The heterodyne package runs entirely on CPU and uses JAX’s XLA compiler for JIT compilation. This page covers the key levers for optimising throughput and memory usage.

XLA Configuration

The heterodyne-config-xla command-line tool configures XLA compiler flags for optimal CPU performance on the current machine:

# Auto-detect and print recommended XLA flags
heterodyne-config-xla

# Apply flags to the current shell session
eval $(heterodyne-config-xla --export)

The tool detects:

  • CPU instruction set extensions (AVX2, AVX-512).

  • Number of physical cores.

  • NUMA topology (if applicable).

It sets XLA_FLAGS to enable the appropriate LLVM target features and intra-op parallelism.

NUMA Awareness

On multi-socket systems (common in workstations and compute nodes), NUMA-aware thread pinning prevents cross-socket memory access penalties. The heterodyne.device.cpu module detects the NUMA topology and configures JAX accordingly.

For manual control:

# Pin to NUMA node 0
numactl --cpunodebind=0 --membind=0 python analysis.py

This is especially important for CMC analyses where multiple NUTS chains run in parallel – each chain should ideally be bound to a single NUMA node.

Thread Count Optimisation

JAX and the underlying BLAS libraries use OMP_NUM_THREADS to control parallelism. The optimal value depends on the workload:

NLSQ fitting

Typically benefits from all available cores. Set OMP_NUM_THREADS equal to the number of physical cores (not hyperthreads):

export OMP_NUM_THREADS=16  # For a 16-core machine
CMC sampling

When running multiple NUTS chains in parallel, each chain should use fewer threads to avoid oversubscription:

# 4 chains on a 16-core machine: 4 threads per chain
export OMP_NUM_THREADS=4
General rule

Total threads across all processes should not exceed the number of physical cores. Hyperthreading typically does not help for numerically intensive JAX workloads.

Memory Management

Large \(C_2\) matrices can consume significant memory. Key strategies:

Frame trimming

If only a subset of the measurement time is of interest, trim the frame range before fitting:

data = loader.load(frame_start=100, frame_end=500)
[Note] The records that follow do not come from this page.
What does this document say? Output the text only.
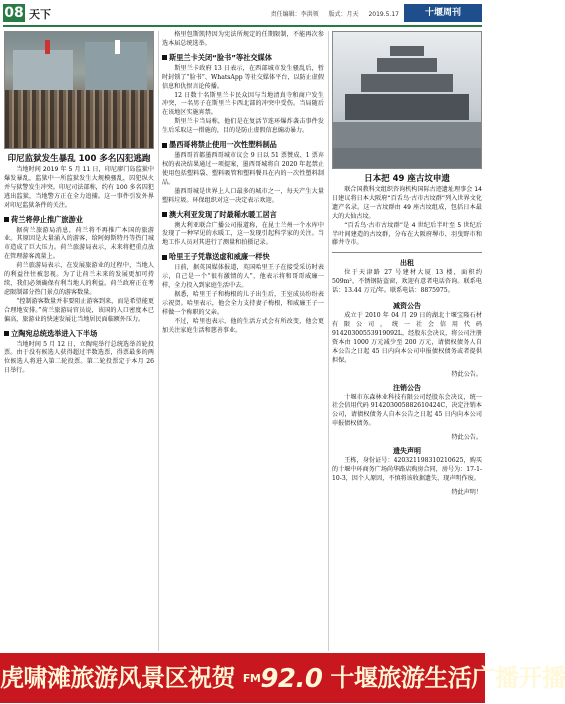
08 天下	责任编辑：李洪领 版式：月天 2019.5.17	十堰周刊
印尼监狱发生暴乱 100 多名囚犯逃跑

当地时间 2019 年 5 月 11 日，印尼廖门岛监狱中爆发暴乱，监狱中一所监狱发生大规模骚乱，囚犯纵火并与狱警发生冲突。印尼司法部称，约有 100 多名囚犯逃出监狱，当地警方正在全力追捕。这一事件引发外界对印尼监狱条件的关注。

荷兰将停止推广旅游业

据荷兰旅游局消息，荷兰将不再推广本国的旅游业。其原因是大量涌入的游客，给阿姆斯特丹等热门城市造成了巨大压力。荷兰旅游局表示，未来将把重点放在管理游客流量上。

荷兰旅游局表示，在发展旅游业的过程中，当地人的利益往往被忽视。为了让荷兰未来的发展更加可持续，我们必须确保有利当地人的利益。荷兰政府正在考虑限制部分热门景点的游客数量。

“控制游客数量并非要阻止游客到来，而是希望能更合理地安排。”荷兰旅游局官员说，该国的人口密度本已偏高，旅游业的快速发展让当地居民面临额外压力。

立陶宛总统选举进入下半场

当地时间 5 月 12 日，立陶宛举行总统选举首轮投票。由于没有候选人获得超过半数选票，得票最多的两位候选人将进入第二轮投票。第二轮投票定于本月 26 日举行。

格里包斯凯特因为宪法所规定的任期限制，不能再次参选本届总统选举。

斯里兰卡关闭“脸书”等社交媒体

斯里兰卡政府 13 日表示，在西部城市发生骚乱后，暂时封锁了“脸书”、WhatsApp 等社交媒体平台，以防止虚假信息和仇恨言论传播。

12 日数十名斯里兰卡民众因与当地清真寺和商户发生冲突，一名男子在斯里兰卡西北部的冲突中受伤。当局随后在该地区实施宵禁。

斯里兰卡当局称，他们是在复活节连环爆炸袭击事件发生后采取这一措施的，目的是防止虚假信息煽动暴力。

墨西哥将禁止使用一次性塑料制品

墨西哥首都墨西哥城市议会 9 日以 51 票赞成、1 票弃权的表决结果通过一项提案，墨西哥城将自 2020 年起禁止使用包括塑料袋、塑料吸管和塑料餐具在内的一次性塑料制品。

墨西哥城是世界上人口最多的城市之一，每天产生大量塑料垃圾。环保组织对这一决定表示欢迎。

澳大利亚发现了时最稀水暖工居言

澳大利亚联合广播公司报道称，在昆士兰州一个水库中发现了一种罕见的水暖工，这一发现引起科学家的关注。当地工作人员对其进行了测量和拍摄记录。

哈里王子凭靠送虚和威廉一样快

日前，据英国媒体报道，英国哈里王子在接受采访时表示，自己是一个“很有激情的人”，他表示将和哥哥威廉一样，全力投入到家庭生活中去。

据悉，哈里王子和梅根的儿子出生后，王室成员纷纷表示祝贺。哈里表示，他会全力支持妻子梅根，和威廉王子一样做一个称职的父亲。

不过，哈里也表示，他的生活方式会有所改变，他会更加关注家庭生活和慈善事业。

日本把 49 座古坟申遗

联合国教科文组织咨询机构国际古迹遗址理事会 14 日建议将日本大阪府“百舌鸟·古市古坟群”列入世界文化遗产名录。这一古坟群由 49 座古坟组成，包括日本最大的大仙古坟。

“百舌鸟·古市古坟群”是 4 世纪后半叶至 5 世纪后半叶间建造的古坟群，分布在大阪府堺市、羽曳野市和藤井寺市。

出租

位于天津路 27 号建材大厦 13 楼，面积约 509m²，不锈钢防盗窗，欢迎有意者电话咨询。联系电话：13.44 万元/年。联系电话：8875975。

减资公告

成立于 2010 年 04 月 29 日的湖北十堰宝隆石材有限公司，统一社会信用代码 91420300553919092L，经股东会决议，将公司注册资本由 1000 万元减少至 200 万元，请债权债务人自本公告之日起 45 日内向本公司申报债权债务或者提供担保。

特此公告。
注销公告

十堰市东森林业科技有限公司经股东会决议，统一社会信用代码 914203005882610424C，决定注销本公司，请债权债务人自本公告之日起 45 日内向本公司申报债权债务。

特此公告。
遗失声明

王栋，身份证号：420321198310210625，购买的十堰中环商务广场尚华路店购房合同，房号为：17-1-10-3，因个人原因，不慎将该收据遗失，现声明作废。

特此声明！
虎啸滩旅游风景区祝贺 FM92.0 十堰旅游生活广播开播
This reduces the \(C_2\) matrix from \(N^2\) to \((N_\text{trim})^2\) elements.

Strategy selection

The NLSQ strategy affects peak memory:

  • JIT – Highest memory (full Jacobian in XLA). Best for \(N < 500\) frames.
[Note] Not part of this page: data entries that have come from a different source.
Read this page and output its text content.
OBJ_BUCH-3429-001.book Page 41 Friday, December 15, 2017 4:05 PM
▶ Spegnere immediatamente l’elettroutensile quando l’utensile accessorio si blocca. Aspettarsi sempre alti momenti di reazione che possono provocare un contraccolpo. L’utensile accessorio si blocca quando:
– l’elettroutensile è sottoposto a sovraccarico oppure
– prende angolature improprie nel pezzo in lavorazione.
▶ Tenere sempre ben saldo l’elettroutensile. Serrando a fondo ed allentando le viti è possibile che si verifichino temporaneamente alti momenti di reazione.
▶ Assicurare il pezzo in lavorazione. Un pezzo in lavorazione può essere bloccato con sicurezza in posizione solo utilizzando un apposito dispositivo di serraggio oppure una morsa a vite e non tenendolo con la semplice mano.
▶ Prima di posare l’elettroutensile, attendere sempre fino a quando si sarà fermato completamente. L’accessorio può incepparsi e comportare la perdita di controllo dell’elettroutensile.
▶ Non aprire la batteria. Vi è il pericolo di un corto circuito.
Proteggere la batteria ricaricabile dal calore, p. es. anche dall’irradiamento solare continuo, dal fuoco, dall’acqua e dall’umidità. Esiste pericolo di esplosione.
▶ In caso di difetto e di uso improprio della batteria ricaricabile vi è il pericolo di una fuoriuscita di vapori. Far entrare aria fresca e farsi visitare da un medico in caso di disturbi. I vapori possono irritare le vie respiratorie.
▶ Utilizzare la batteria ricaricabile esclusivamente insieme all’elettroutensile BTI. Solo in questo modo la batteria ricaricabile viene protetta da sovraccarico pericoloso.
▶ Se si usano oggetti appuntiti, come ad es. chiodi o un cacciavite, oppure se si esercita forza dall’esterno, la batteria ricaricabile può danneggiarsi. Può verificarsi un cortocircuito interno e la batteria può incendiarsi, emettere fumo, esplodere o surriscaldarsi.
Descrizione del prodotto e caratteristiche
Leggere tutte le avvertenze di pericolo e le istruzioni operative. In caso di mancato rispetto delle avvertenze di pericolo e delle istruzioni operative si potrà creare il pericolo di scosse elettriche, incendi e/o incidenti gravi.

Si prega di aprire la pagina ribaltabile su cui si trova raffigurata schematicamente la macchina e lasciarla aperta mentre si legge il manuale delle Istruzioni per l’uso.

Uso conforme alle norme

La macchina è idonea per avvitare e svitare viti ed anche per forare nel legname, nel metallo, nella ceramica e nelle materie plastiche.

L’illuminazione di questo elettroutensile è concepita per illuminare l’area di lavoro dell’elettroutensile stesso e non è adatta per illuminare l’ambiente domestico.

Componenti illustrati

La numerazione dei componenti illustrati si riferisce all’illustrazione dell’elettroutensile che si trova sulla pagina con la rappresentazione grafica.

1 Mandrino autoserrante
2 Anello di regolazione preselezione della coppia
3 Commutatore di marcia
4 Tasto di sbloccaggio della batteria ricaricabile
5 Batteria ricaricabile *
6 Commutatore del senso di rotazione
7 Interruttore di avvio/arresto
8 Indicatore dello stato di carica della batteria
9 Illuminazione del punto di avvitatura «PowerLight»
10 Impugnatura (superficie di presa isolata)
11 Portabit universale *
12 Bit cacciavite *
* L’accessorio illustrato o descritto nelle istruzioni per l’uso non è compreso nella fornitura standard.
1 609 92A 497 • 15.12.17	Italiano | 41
  • Chunked – Moderate memory. Good for \(500 < N < 2000\).

  • Sequential – Lowest memory. Use for \(N > 2000\) or memory-constrained environments.

config = NLSQConfig(strategy="chunked", chunk_size=256)

ShardGrid (CMC)

The CMC pathway avoids constructing the full \(N \times N\) matrix by evaluating only the grid points needed per shard. The number of shards controls the memory/computation trade-off:

  • More shards = less memory per shard, more overhead from consensus combination.

  • Fewer shards = more memory per shard, better statistical efficiency.

A typical starting point is num_shards = 4 * num_chains.

CMC Backend Selection

The CMC runner supports two execution modes:

Sequential (default)

Shards are processed one at a time in the main process. Simplest and most debuggable. Use when memory is the bottleneck.

Multiprocessing

Shards are distributed across worker processes using Python’s multiprocessing module. Each worker runs its NUTS chains independently. Use when wall time is the bottleneck and the machine has enough memory for concurrent shards.

cmc_config = CMCConfig(
    backend="multiprocessing",
    max_workers=4,  # Number of parallel shard workers
)

Profiling Tips

JIT compilation time

The first call to a JIT-compiled function incurs compilation overhead. Subsequent calls with the same input shapes are fast. If compilation is slow, check that input shapes are consistent (avoid triggering recompilation with different array sizes).

Memory profiling

Use jax.live_arrays() or system tools (htop, psutil) to monitor JAX array allocations during fitting.

Timing

The wall_time_seconds field in both NLSQResult and CMCResult reports end-to-end fitting time, excluding data loading and I/O.